Erfrischend ist auch der in Opernproduktionen sonst leider viel zu seltene Humor, mit dem die jungen Künstler inszeniert haben und jetzt spielen, ohne dass sie dabei die Figuren und ihre Geschichte veralbern oder denunzieren. Die Menschen auf der Bühne und im Orchester haben sichtlich mindestens genau so viel Spaß wie das Publikum, und das verleiht dem Abend eine ganz eigene zusätzliche Dynamik. Auch musikalisch kann sich diese "Antigone" sehen lassen: Traettas schwungvolle, vielschichtige, gelegentlich an Mozart erinnernde Musik ist hier in hoher Qualität und in sehr guter Akustik zu hören. Die durch den opernuntypisch kleinen Raum entstehende Nähe des Publikums zu den Musikern/Darstellern und die Kammerbesetzung haben einen ganz eigenen Reiz und erzeugen eine besondere Atmosphäre. Alle Solisten und Solochoristen sind ausgebildete Profis, für die Szene "Friedensfest" wurde zusätzlich ein Massenchor aus Laien gebildet, der eindruckvoll die Bühne füllt und auch sängerisch sehr überzeugt (Chorleitung: Fausto Nardi). Das etwa 20-köpfige Orchester unter der Leitung Vicente Larranagas spielt transparent und mit viel Schwung.
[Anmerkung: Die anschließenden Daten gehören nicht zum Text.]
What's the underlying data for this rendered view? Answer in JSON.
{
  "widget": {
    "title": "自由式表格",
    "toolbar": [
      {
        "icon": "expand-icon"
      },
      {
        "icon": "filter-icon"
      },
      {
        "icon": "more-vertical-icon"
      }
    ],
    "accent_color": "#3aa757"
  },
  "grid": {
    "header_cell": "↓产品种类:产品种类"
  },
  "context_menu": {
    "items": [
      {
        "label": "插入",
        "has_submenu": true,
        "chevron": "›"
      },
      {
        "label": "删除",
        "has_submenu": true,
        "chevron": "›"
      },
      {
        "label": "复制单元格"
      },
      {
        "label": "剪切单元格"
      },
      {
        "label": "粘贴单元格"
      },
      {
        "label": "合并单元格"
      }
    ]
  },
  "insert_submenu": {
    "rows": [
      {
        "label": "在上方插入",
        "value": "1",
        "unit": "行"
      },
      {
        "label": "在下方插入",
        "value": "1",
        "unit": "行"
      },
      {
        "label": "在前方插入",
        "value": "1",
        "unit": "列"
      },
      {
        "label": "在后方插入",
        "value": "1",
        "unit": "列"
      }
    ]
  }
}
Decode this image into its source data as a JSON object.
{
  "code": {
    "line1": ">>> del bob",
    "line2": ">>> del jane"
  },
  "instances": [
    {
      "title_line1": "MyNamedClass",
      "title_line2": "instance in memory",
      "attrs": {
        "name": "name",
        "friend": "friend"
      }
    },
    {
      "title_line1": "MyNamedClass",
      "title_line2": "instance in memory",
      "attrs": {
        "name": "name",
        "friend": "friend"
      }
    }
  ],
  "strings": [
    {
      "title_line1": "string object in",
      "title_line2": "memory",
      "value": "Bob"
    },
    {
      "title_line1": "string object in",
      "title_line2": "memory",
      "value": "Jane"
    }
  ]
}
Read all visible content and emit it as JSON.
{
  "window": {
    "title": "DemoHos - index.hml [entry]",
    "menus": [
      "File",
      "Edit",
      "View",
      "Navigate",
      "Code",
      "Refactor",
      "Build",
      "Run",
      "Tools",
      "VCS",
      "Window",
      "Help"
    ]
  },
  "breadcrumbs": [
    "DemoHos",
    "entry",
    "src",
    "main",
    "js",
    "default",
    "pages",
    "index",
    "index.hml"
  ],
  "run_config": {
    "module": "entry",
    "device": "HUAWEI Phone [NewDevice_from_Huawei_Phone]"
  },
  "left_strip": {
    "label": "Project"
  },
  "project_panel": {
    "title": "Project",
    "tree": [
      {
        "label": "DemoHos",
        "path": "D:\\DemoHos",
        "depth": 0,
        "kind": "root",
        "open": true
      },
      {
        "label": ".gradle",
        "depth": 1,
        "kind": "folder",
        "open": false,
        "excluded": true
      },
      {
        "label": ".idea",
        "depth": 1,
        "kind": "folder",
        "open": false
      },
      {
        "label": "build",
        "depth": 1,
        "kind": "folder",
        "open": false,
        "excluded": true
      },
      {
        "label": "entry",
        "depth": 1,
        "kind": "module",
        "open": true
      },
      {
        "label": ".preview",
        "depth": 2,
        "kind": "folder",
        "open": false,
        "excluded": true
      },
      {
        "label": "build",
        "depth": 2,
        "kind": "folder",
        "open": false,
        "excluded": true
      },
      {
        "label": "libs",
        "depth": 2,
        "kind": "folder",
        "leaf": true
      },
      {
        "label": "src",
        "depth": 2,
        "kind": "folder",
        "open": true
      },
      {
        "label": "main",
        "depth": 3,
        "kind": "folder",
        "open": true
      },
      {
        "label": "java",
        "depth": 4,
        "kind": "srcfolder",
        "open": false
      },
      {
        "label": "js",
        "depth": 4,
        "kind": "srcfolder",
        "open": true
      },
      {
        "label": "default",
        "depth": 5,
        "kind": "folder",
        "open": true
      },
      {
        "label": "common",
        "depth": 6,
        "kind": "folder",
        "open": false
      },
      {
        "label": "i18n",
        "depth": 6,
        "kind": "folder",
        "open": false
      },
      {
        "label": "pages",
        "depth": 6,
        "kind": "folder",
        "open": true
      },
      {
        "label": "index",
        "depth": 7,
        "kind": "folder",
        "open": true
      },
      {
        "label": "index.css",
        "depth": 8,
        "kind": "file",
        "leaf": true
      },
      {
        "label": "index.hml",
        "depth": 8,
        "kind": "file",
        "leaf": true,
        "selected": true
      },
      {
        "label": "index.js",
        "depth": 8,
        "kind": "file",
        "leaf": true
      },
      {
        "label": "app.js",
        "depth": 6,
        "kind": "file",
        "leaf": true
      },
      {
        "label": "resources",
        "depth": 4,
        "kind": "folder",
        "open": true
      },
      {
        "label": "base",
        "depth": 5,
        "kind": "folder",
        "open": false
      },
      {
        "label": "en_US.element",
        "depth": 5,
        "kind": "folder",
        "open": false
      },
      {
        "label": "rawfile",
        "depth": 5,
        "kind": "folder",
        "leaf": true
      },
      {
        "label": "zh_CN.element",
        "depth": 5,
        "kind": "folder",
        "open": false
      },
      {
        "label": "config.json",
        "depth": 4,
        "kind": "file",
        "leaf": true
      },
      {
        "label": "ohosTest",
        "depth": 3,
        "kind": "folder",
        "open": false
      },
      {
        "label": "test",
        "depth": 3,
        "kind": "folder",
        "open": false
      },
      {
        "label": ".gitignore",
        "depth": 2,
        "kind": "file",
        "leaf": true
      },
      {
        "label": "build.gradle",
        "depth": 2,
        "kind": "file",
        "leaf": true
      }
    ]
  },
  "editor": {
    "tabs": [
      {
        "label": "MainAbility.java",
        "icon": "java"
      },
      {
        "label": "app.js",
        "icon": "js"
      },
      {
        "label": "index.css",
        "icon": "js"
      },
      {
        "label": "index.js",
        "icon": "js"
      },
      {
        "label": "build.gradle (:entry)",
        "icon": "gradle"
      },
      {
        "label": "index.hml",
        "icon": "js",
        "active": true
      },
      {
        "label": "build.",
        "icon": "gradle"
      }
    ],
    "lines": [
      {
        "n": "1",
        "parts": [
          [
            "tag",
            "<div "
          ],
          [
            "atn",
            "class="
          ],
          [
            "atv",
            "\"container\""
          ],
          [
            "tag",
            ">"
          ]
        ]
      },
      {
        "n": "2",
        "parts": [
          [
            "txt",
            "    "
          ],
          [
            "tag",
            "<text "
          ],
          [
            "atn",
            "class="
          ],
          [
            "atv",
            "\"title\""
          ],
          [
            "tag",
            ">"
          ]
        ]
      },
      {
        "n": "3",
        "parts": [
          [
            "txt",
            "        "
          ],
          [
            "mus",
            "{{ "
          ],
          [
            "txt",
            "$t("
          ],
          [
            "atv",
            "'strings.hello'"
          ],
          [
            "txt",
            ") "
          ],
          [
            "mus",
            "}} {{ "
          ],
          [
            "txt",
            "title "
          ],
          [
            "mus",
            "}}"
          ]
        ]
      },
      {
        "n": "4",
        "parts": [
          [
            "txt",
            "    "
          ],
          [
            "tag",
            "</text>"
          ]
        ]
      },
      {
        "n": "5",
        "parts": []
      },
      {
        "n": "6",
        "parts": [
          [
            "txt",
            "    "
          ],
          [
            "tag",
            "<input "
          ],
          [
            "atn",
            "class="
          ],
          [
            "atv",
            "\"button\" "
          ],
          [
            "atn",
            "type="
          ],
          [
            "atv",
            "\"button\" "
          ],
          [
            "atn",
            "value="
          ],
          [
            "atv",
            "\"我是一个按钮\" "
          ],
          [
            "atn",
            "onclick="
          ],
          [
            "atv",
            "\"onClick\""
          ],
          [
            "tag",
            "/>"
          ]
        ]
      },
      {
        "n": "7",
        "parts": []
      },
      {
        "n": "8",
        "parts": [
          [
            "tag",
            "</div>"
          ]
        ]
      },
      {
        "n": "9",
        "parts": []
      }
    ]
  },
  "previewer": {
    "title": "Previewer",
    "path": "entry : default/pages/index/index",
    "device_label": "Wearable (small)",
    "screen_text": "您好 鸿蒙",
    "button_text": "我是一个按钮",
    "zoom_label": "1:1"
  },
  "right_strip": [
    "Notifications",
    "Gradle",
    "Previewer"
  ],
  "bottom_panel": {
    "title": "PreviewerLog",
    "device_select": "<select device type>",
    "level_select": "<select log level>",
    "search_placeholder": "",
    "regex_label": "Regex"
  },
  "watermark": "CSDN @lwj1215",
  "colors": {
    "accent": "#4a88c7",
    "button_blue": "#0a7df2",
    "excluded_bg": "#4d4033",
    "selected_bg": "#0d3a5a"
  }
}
Die Solisten, denen in dieser schnellen Inszenierung auch körperlich einiges abverlangt wird - bis zur Prügelei während des Singens - meistern ihre Rollen hervorragend. Dann und wann kommen minimale Fehler, kleine Intonationsmängel vor, doch die gibt es - oft in gravierenderer Form - auch an den renommiertesten Opernhäusern. Eine kluge, durchdachte Dramaturgie (Sebastian Bark) rundet das positive Gesamtbild bis hin zum geistreich-witzigen Programmheft ab. Ein rundum schlüssiger, gelungener, unterhaltsamer und intelligenter Opernabend.